On the one hand, there had been a ban on the creation of new administrative units on the ground delimitation of constituencies and on the other preparation is also going on simultaneously for ceding a big swathe of the state comprising several districts of Assam to facilitate the creation of the proposed new Kamatapur state. What an enigmatic contradiction!
Besides these, an inaccurate NRC, the cut-off year for eligibility for citizenship is still being sub-judice, and lack of a clear definition of the term Assamese etc. are other factors making it doubtful how the current process of delimitation of constituencies will be a flawless one.
Further, the current delimitation can neither increase nor decrease the number of assemblies and parliamentary seats in Assam. Then what will be the fate of constituencies that will fall within the districts to be ceded to the new Kamatapur state or what will happen if a constituency, assembly or parliamentary, will come under a part of a district to be ceded to the new state and another district to remain in Assam.
Undoubtedly the Central government’s lack of alacrity in conducting the deferred 2021 census and the inexplicable haste in creating a new Kamatapur state and delimitation of assembly and parliamentary constituencies of Assam the latter two processes going on simultaneously has made confusion worse confounded.

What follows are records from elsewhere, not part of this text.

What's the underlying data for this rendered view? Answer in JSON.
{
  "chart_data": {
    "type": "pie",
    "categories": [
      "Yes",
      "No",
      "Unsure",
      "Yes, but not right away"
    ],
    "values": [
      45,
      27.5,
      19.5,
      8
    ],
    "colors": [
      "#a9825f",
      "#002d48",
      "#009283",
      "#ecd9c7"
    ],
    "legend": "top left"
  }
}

Anyway, everyone expects a flawless outcome of the current delimitation process to create new assembly and parliamentary constituencies in Assam. But nobody in Assam expects another Pandora’s box in the wake of the current delimitation process to create new assembly and parliamentary constituencies. Assam is already overburdened with so many half-baked solutions – be it the 1985 Assam Accord or NRC each turning to be a Pandora’s box.
Heaven would not have fallen if the delimitation process in Assam had been taken up after the next national census a couple of years later. What lies behind this inexplicable haste in the delimitation of the assembly and parliamentary constituencies of Assam? Is it for political convenience or for perpetuating electoral hegemony for those in the corridor of power?